Properly tabbing and annotating your CPC exam books is not just a nice-to-have strategy — it is a core competency that distinguishes candidates who finish the exam with time to spare from those who run out of time on the final questions. The open-book format sounds reassuring, but the exam's time pressure means every second you spend flipping through an untabbed manual costs you points. Professional coding educators universally agree that a well-organized set of tabbed books functions almost like a second brain during the test, guiding your hands to the right page in seconds rather than minutes.

For the CPT codebook, the most commonly recommended tabbing system starts with color-coded tabs for each of the six main sections: Evaluation and Management (E/M), Anesthesia, Surgery, Radiology, Pathology and Laboratory, and Medicine. Within the Surgery section, additional tabs for each body system sub-section — Integumentary, Musculoskeletal, Respiratory, Cardiovascular, Digestive, and so on — allow you to navigate directly without scanning the table of contents. Many candidates use a different tab color for the Appendices, particularly Appendix A (modifiers), Appendix B (new, revised, and deleted codes), and Appendix C (clinical examples for E/M codes).

Handwritten annotations are permitted on CPC exam books, and using them wisely can dramatically speed up your code lookups.

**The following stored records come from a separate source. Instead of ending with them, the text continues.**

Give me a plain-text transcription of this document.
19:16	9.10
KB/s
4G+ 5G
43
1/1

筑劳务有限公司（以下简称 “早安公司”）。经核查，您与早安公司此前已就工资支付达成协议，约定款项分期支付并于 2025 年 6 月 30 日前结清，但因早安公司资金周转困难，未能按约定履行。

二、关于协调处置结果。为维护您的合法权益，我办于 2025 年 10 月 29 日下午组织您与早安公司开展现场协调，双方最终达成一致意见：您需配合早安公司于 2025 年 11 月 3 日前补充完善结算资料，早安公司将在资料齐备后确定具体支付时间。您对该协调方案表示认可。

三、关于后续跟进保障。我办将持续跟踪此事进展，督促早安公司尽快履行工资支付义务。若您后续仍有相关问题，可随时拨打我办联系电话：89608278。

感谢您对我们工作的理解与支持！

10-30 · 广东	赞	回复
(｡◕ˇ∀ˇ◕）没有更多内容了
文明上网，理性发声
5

Writing a brief note next to a code range such as "see also 99213 for office visit" or flagging a commonly missed parenthetical instruction with a personal symbol helps your eye land on critical information instantly. However, AAPC's rules prohibit pre-printed sticky notes or commercially prepared tab systems beyond what is naturally part of the book — check the current AAPC testing policies before exam day to confirm what is allowed, as these rules are periodically updated.

The ICD-10-CM manual benefits from a different tabbing approach. Because ICD-10-CM codes are organized into 22 chapters based on body system or disease etiology, placing chapter dividers lets you jump immediately to the correct section.

More importantly, many experienced coders recommend creating a personal index card or writing directly on the inside cover with reminders about Official Guidelines that are most frequently tested: guidelines about sequencing principal diagnoses, coding uncertain diagnoses in inpatient settings versus outpatient settings, and rules for coding chronic conditions versus acute episodes. These distinctions show up repeatedly in exam questions and are easy to forget under pressure.

HCPCS Level II tabbing is simpler because the codes are organized alphabetically by letter ranges (A codes through V codes). Tabs for each letter range are sufficient for most candidates. The more important preparation work for HCPCS is understanding the modifier section at the front of the book.

CPC exam questions on HCPCS modifiers frequently require you to distinguish between similar modifiers with subtle differences, such as modifier LT versus modifier 50 for bilateral procedures, or understanding when RT/LT modifiers apply versus other laterality designations. Writing a brief comparison note directly in your manual next to commonly confused modifiers can save significant time on exam day.

The AAPC official study guide, while not a code book, benefits from extensive highlighting and tabbing as well. Mark the content domain percentages at the beginning — E/M coding alone represents roughly 21% of the exam — so you can prioritize your study time proportionally.

Highlight the anatomy diagrams because several CPC questions require you to identify anatomical structures to select the correct surgical code, and quick visual reference during the exam is far faster than trying to recall anatomy from memory. Creating a personal cheat-sheet summary of the most important anatomy terms directly on the inside back cover of your study guide is a strategy many successful candidates swear by.

Practicing with your actual exam books — rather than digital resources or alternate editions — during your preparation period is critical. Your goal is to build muscle memory so that on exam day, reaching for the right book and flipping to the right section happens automatically. Set a timer for 3.4 minutes per question during practice sessions to simulate real exam pressure.

Candidates who practice exclusively with digital encoders often struggle on the physical CPC exam because their book navigation speed is underdeveloped. The physical exam experience is intentionally designed to test your proficiency with the printed reference tools that professional coders use in the real world every day.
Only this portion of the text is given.